ET DANS L’AFFAIRE du fusionnement par lequel CP Containers (Bermuda) Limited a acquis des éléments d’actif détenus par The Cast Group Limited et de l’acquisition par 3041123 Canada Inc. de la totalité des actions de Cast North America Inc. par voie d’ententes intervenues entre la Banque Royale du Canada, The Cast Group Limited, 3041123 Canada Inc., CP Containers (Bermuda) Limited et Canadien Pacifique Limitée.

E N T R E : Le directeur des enquêtes et recherches Demandeur - et - Canadien Pacifique Limitée Canada Maritime Limitée CP Containers (Bermuda) Limited 3041123 Canada Inc. Cast North America Inc. Banque Royale du Canada

Défenderesses - et - Société du port de Montréal Intervenante MOTIFS DE MME LE JUGE SIMPSON, EN DATE DU 8 AOÛT 1997, CONCLUANT AU REJET DE LA REQUÊTE PRÉSENTÉE PAR LE DIRECTEUR DES ENQUÊTES ET RECHERCHES POUR OBTENIR DES RÉSUMÉS DES FAITS QUE LES DÉFENDERESSES ONT OBTENUS AU MOYEN DE RENCONTRES ET DE DISCUSSIONS AVEC DES PARTICIPANTS DE L'INDUSTRIE __________________________________________________________________

Date de la conférence préparatoire : le 29 juillet 1997 Membre : Madame le juge Sandra Simpson (présidant la conférence) Avocats pour le demandeur : Le directeur des enquêtes et recherches Adam F. Fanaki Benjamin T. Glustein

Avocats pour les défenderesses : Canadien Pacifique Limitée Canada Maritime Limitée CP Containers (Bermuda) Limited 3041123 Canada Inc. Cast North America Inc.

Brenda Hollingsworth Rocco Di Pucchio Russell Cohen

Banque Royale du Canada Annie M. Finn Avocat pour l’intervenante : Société du port de Montréal Pierre Grenier

Le directeur des enquêtes et recherches (le « directeur ») a demandé au Tribunal, à l'alinéa c) de son avis de requête daté du 16 juin 1997, de rendre une ordonnance enjoignant aux défenderesses, Canadien Pacifique et les autres CP ») et à la Banque Royale du Canada BRC »), de lui fournir un résumé global des faits que chacune d'elles a obtenus au cours de rencontres et de discussions avec des participants de l'industrie (les « résumés »). Les autres points soulevés dans cet avis de requête n'ont pas été plaidés. J'ai rejeté la requête du directeur par ordonnance, le 29 juillet 1997, en mentionnant que les motifs de celle-ci seraient rendus sous peu; les voici.
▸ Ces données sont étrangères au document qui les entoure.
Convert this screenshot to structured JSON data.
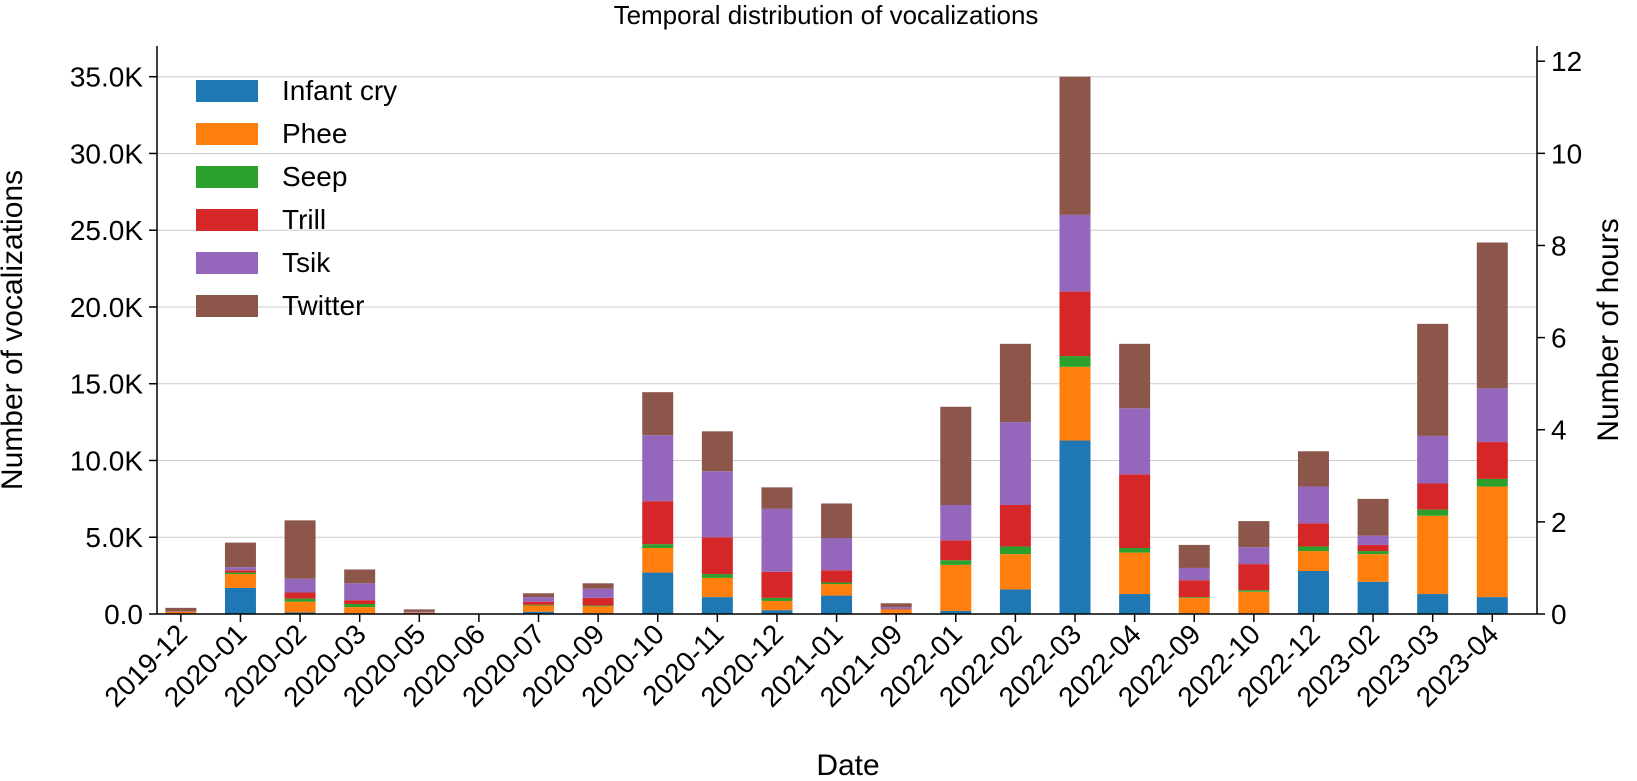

Le 24 janvier 1997, le directeur s'est engagé, au cours de l'audition d'une requête afférente à la présente espèce devant le Tribunal, à fournir des résumés globaux des faits recueillis au cours de son enquête. Il a alors mentionné qu'il exigerait une communication équivalente de la part des défenderesses, sous forme de résumés. Ces dernières, toutefois, n'ont eu aucune réaction.

Le directeur a fourni aux défenderesses deux séries de résumés. Il a d'abord envoyé le résumé global des faits exposés dans la transcription de deux interrogatoires tenus sous le régime de l'alinéa 11(1)a) de la Loi sur la concurrence, L.R.C. 1985, c. C-34 (la « Loi »), accompagné d'une lettre datée du 9 mai 1997. Puis, il a transmis un autre résumé de rencontres avec des participants de l'industrie, accompagné d'une lettre en date du 6 juin 1997. Le même jour, il a expédié le résumé global de faits exposés dans les documents qu'il avait obtenus en application de l'alinéa 11(1)b) de la Loi. Dans cette lettre, le directeur réitérait aux défenderesses sa demande de résumés. Le 9 juin 1997, CP répondait par un refus. La BRC n'a pas répondu à la demande du directeur.
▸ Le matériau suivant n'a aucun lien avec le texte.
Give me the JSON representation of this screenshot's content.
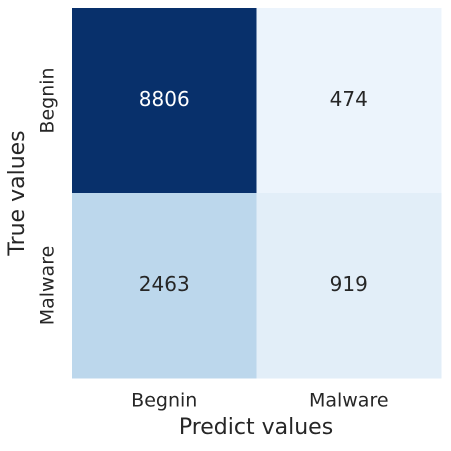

Le directeur soutient que les défenderesses n'ayant opposé aucune objection à la demande de fourniture réciproque de résumés qu'il avait soumise le 24 janvier 1997, je devrais conclure qu'elles ont implicitement consenti à cette réciprocité. Je ne suis pas disposée à formuler une telle conclusion. Il

incombait au directeur d'obtenir un engagement clair des défenderesses quant à la fourniture de résumés et, à mon avis, il ne s'est pas acquitté de cette tâche.

Il existerait trois raisons pour lesquelles les défenderesses, selon le directeur, devraient lui fournir des résumés. Premièrement, ces documents seraient utiles à la préparation de la suite de l'interrogatoire préalable des représentants de CP, qui doit avoir lieu au mois de septembre 1997. Deuxièmement, il serait conforme à la notion d'équité d'ordonner aux défenderesses de produire des résumés parce que le directeur leur en a fournis et, troisièmement, une telle ordonnance irait dans le sens des décisions rendues par Mme le juge Reed dans l'affaire Southam 1 . J'examinerai chacune de ces raisons. Il ne fait aucun doute que les résumés faciliteraient les interrogatoires préalables oraux mais, selon moi, cet argument a peu de poids par lui-même. Deuxièmement, même si l'argument du directeur quant à l'équité, à la réciprocité et à la nécessité d'assurer un traitement égal aux parties paraît à première vue attrayant, le fait est que la situation des parties n'est pas comparable. Le directeur est dans l'impossibilité de proposer la participation d'un représentant à un véritable interrogatoire préalable classique. D'abord, les renseignements dont il dispose ont été recueillis, pour la plupart, dans l'exercice de ses pouvoirs d'enquête exprès ou implicites. Il n'a normalement pas de renseignements de première main sur l'industrie ou sur la situation concurrentielle de celle-ci. De plus, l'interrogatoire est contrecarré par le fait que l'information en possession du directeur est souvent protégée par un privilège lié à l'intérêt public, lequel aura préséance à moins qu'un intérêt encore plus impératif ne prenne le pas sur lui. Le directeur, afin de surmonter ces difficultés d'une façon qui soit compatible avec la protection du privilège lié à l’intérêt public, peut volontairement fournir aux défenderesses des résumés de l'information factuelle qu'il détient. C'est ce qu'il a fait en l'espèce. _____________________________________ 1 Director of Investigation and Research v. Southam Inc. (1991), 38 C.P.R. (3 e ) 68, [1991] C.C.T.D. n o 16 (QL) (Trib. conc.); [1991] C.C.T.D. n o 21 (QL) (Trib. conc.).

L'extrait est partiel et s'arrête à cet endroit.